A housing scheme being built in east London proposes a dustcart-free future. It’s a development where far more of our waste can be easily recycled.

Europe’s largest automated waste collection system is being installed at 420-acre Barking Riverside, close to Barking town centre.

This is the first large-scale project in the UK to adopt infrastructure that is already common in some other countries.

Barking Riverside will have 11,000 homes, workplaces and leisure facilities within a new urban quarter that would usually require 19,000 waste bins.

However, the Envac system being used replaces these with just 460 “waste outlets” and a network of underground pipes to vacuum waste to a local recycling plant, which is also an ecology centre.

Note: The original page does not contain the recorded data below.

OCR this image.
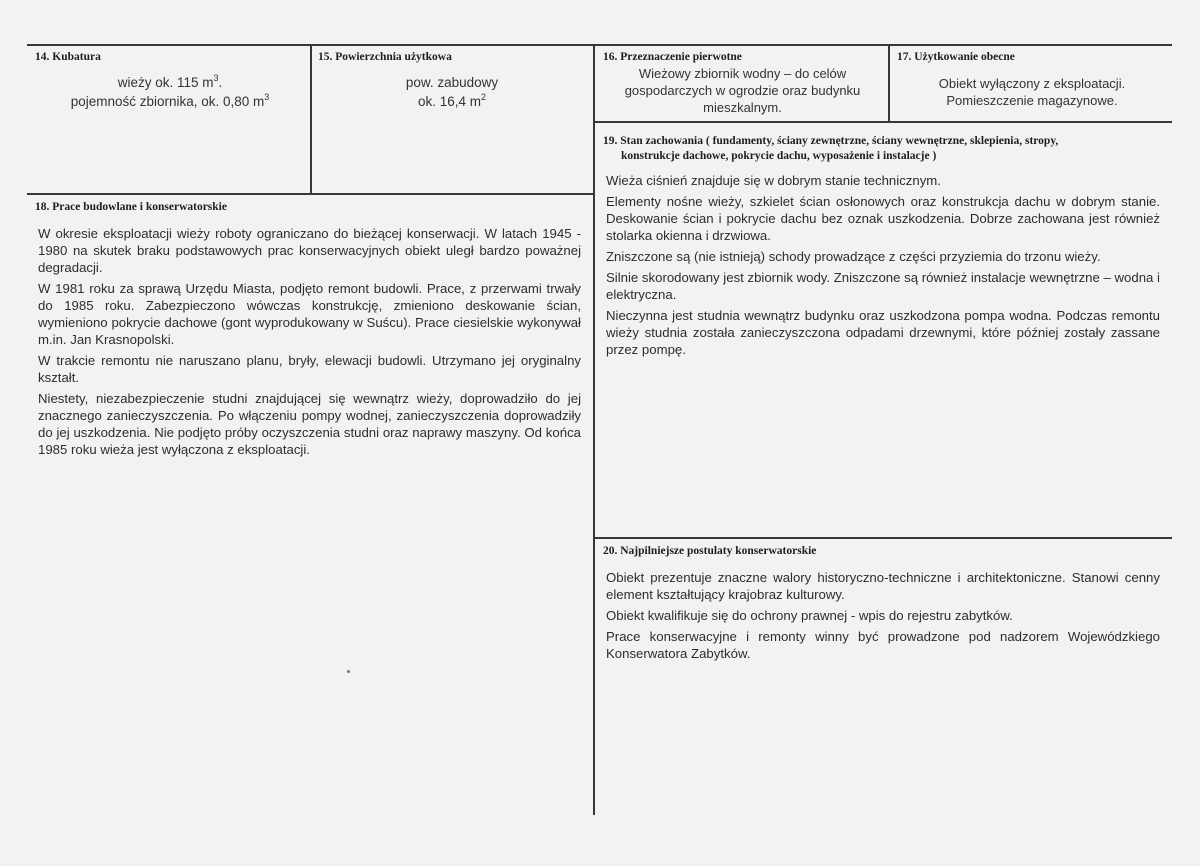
14. Kubatura
wieży ok. 115 $m^3$.
pojemność zbiornika, ok. 0,80 $m^3$
15. Powierzchnia użytkowa
pow. zabudowy
ok. 16,4 $m^2$
16. Przeznaczenie pierwotne
Wieżowy zbiornik wodny – do celów gospodarczych w ogrodzie oraz budynku mieszkalnym.
17. Użytkowanie obecne
Obiekt wyłączony z eksploatacji.
Pomieszczenie magazynowe.
18. Prace budowlane i konserwatorskie

W okresie eksploatacji wieży roboty ograniczano do bieżącej konserwacji. W latach 1945 - 1980 na skutek braku podstawowych prac konserwacyjnych obiekt uległ bardzo poważnej degradacji.

W 1981 roku za sprawą Urzędu Miasta, podjęto remont budowli. Prace, z przerwami trwały do 1985 roku. Zabezpieczono wówczas konstrukcję, zmieniono deskowanie ścian, wymieniono pokrycie dachowe (gont wyprodukowany w Suścu). Prace ciesielskie wykonywał m.in. Jan Krasnopolski.

W trakcie remontu nie naruszano planu, bryły, elewacji budowli. Utrzymano jej oryginalny kształt.

Niestety, niezabezpieczenie studni znajdującej się wewnątrz wieży, doprowadziło do jej znacznego zanieczyszczenia. Po włączeniu pompy wodnej, zanieczyszczenia doprowadziły do jej uszkodzenia. Nie podjęto próby oczyszczenia studni oraz naprawy maszyny. Od końca 1985 roku wieża jest wyłączona z eksploatacji.

19. Stan zachowania ( fundamenty, ściany zewnętrzne, ściany wewnętrzne, sklepienia, stropy,
konstrukcje dachowe, pokrycie dachu, wyposażenie i instalacje )

Wieża ciśnień znajduje się w dobrym stanie technicznym.

Elementy nośne wieży, szkielet ścian osłonowych oraz konstrukcja dachu w dobrym stanie. Deskowanie ścian i pokrycie dachu bez oznak uszkodzenia. Dobrze zachowana jest również stolarka okienna i drzwiowa.

Zniszczone są (nie istnieją) schody prowadzące z części przyziemia do trzonu wieży.

Silnie skorodowany jest zbiornik wody. Zniszczone są również instalacje wewnętrzne – wodna i elektryczna.

Nieczynna jest studnia wewnątrz budynku oraz uszkodzona pompa wodna. Podczas remontu wieży studnia została zanieczyszczona odpadami drzewnymi, które później zostały zassane przez pompę.

20. Najpilniejsze postulaty konserwatorskie

Obiekt prezentuje znaczne walory historyczno-techniczne i architektoniczne. Stanowi cenny element kształtujący krajobraz kulturowy.

Obiekt kwalifikuje się do ochrony prawnej - wpis do rejestru zabytków.

Prace konserwacyjne i remonty winny być prowadzone pod nadzorem Wojewódzkiego Konserwatora Zabytków.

Rubbish lorries should be a thing of the past.

The masterplan, by architects Lifschutz Davidson Sandilands, has streets designed for walking and cycling, while the carbon emissions from recycling vehicles will be eradicated.

Matt Carpen, project director for Barking Riverside says: “We’ve learned from major European cities, such as Stockholm, and integrated futureproof technology to promote sustainability and liveability for our residents.”

WE'RE CATCHING UP AT LAST

First in the UK with Envac was Wembley Park, Quintain’s regeneration of 85 acres, where it is claimed the system can collect the waste of 10,000 homes in minutes and carbon emissions from dustcarts have been slashed.

But such progress has been lacking for years in Britain, whereas — according to a 2014 report by the London Waste and Recycling Board — new homes have been built in many cities around the world using the technology.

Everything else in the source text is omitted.